Sepinwall: Ooooh, yeah. Season Three, that was not an easy one. You can feel an upturn in brutality, almost as if evil is raising its voice. Episodes like “University” and “Employee of the Month,” they’re both brilliant and still very difficult to watch.
Seitz: People ask, “How many times have you watched each episode?” It depends. If it’s one of the lighter ones, I’ve seen some 10 times. But the darker ones … I’ve seen “University” only twice, and I’ll never watch it again. It might be the greatest of all Sopranos episodes, embodying all the Sopranos values, but I just can’t do it.
The show is about our complicity in evil, how we rationalize it even as it is part of our lives. And as an audience, we’re rooting for Tony to kill his enemies, make a lot of money, and get away with it.
I call it “The HBO Show Model.” When Tony is touring colleges with Meadow, and he stumbles across a rat who’s in witness protection, you know he has to kill him. You understand that, even if you don’t approve. He’s Tony and that’s what he does.
In your interviews with David Chase, we learn a lot about how the show was made. And it turns out that many of his choices were quite artistic. He agonizes over whether Carmela should stay with Tony. He didn’t want us to know about the Russian in “Pine Barrens” because he wanted it to seem like “a folk tale.”
Seitz: The Sopranos is David Chase’s long-delayed revenge against a TV industry that had thwarted him for decades.
He got into screenwriting to make a movie that went to the Cannes Film Festival and won the Palme D’Or. He likes Fellini movies, where you didn’t know what’s a dream and what’s real. He didn’t get to do that in TV.

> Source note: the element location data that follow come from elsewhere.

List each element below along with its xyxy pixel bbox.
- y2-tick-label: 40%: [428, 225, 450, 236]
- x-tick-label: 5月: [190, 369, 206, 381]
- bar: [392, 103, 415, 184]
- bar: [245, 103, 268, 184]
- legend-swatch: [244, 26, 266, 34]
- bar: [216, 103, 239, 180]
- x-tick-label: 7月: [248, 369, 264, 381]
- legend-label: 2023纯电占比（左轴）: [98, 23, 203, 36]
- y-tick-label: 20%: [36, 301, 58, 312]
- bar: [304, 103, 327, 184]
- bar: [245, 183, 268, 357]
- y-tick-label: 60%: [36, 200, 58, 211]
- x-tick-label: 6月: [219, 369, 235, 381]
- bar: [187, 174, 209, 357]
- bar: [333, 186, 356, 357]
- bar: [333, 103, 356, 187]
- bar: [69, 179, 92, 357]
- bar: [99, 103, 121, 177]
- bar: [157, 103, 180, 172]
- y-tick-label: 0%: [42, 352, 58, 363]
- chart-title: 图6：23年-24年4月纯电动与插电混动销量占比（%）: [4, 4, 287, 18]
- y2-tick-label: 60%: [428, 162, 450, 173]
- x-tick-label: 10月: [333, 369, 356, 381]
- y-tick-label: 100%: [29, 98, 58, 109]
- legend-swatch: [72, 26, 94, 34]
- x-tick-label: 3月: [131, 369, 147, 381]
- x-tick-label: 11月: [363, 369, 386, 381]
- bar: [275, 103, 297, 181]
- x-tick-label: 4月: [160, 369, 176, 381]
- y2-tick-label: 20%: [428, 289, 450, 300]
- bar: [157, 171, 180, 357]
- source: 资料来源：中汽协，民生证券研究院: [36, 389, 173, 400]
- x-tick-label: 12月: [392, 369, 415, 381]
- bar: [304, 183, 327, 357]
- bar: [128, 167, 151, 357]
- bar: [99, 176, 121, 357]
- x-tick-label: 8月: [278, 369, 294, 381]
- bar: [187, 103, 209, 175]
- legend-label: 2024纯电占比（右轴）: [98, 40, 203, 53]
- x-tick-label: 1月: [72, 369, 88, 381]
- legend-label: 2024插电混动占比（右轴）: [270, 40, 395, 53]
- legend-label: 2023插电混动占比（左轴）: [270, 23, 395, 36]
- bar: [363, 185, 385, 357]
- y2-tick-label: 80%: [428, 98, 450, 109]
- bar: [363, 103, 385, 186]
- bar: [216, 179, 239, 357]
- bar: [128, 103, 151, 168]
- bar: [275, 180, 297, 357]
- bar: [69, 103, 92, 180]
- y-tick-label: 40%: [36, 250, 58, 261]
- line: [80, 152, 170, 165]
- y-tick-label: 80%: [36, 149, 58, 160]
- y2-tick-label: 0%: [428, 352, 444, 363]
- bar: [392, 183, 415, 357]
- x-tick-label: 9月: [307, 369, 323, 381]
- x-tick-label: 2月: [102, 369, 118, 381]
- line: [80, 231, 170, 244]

And he gets to The Sopranos and all his years of frustration were over. There are so many little touches that make the difference. Near the end, he says he’s proud of what the show did and all the chances it took.
Sepinwall: What’s amazing: Pretty much every Italian deli in North Jersey used to have Godfather pictures up on the wall, and now they have Godfather pictures next to pictures of Tony Soprano.